Marshall and Sarabekian also had to counter an argument from the plaintiffs that the protocol for selecting and enrolling subjects in the clinical study should also be considered a product in this case.

To counter that claim, Marshall and Sarabekian argued that federal guidelines define a protocol for a clinical study not as a product, but rather as a document that describes how the clinical trial is to be conducted and not as the investigational product itself.

“The protocol is a written document, while the combination drug that was investigated in this study was the actual product. As elemental as this sounds, it was the dispositive issue on the liability issue in this case, which, as framed by the pleadings, alleged a defective product and not a negligently designed clinical study and/or its associated protocol. A product is an actual product, while the protocol is a written document, and those are two very different things,” Marshall said.
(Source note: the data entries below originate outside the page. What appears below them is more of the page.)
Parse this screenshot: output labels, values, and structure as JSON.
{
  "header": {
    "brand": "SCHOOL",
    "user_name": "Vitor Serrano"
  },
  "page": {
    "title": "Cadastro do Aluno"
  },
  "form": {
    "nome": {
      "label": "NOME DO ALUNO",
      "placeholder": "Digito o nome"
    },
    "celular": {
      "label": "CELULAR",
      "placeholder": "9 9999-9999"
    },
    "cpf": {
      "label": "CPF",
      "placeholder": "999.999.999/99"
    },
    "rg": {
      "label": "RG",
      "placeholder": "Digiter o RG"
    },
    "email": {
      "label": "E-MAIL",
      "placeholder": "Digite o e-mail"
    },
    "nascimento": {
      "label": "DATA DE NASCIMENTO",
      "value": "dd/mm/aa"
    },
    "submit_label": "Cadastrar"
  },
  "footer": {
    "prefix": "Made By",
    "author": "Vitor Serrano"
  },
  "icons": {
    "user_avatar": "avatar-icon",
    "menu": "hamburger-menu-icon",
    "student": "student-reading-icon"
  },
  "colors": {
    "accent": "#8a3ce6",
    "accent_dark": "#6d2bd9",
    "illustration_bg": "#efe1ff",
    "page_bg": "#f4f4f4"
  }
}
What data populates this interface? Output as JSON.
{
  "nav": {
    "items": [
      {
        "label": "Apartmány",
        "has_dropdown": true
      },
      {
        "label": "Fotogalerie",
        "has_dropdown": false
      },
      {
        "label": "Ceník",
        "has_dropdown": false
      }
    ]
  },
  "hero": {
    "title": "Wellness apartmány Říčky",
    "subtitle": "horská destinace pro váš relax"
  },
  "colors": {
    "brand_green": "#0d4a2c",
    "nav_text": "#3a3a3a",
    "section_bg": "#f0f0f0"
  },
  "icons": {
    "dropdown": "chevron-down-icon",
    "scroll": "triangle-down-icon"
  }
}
Pointing out that distinction and demonstrating that the product did not play a role in the patient’s infection were critical to defeating the liability aspect of the claim, Marshall added.

“The plaintiffs argued that if he wasn’t in the study, he wouldn’t have died. But the case wasn’t about whether he should’ve been in the study, it was about whether the product was defective and if it caused his death, and the evidence demonstrated that there was no defect and that the product did not cause any harm to the subject,” Marshall said.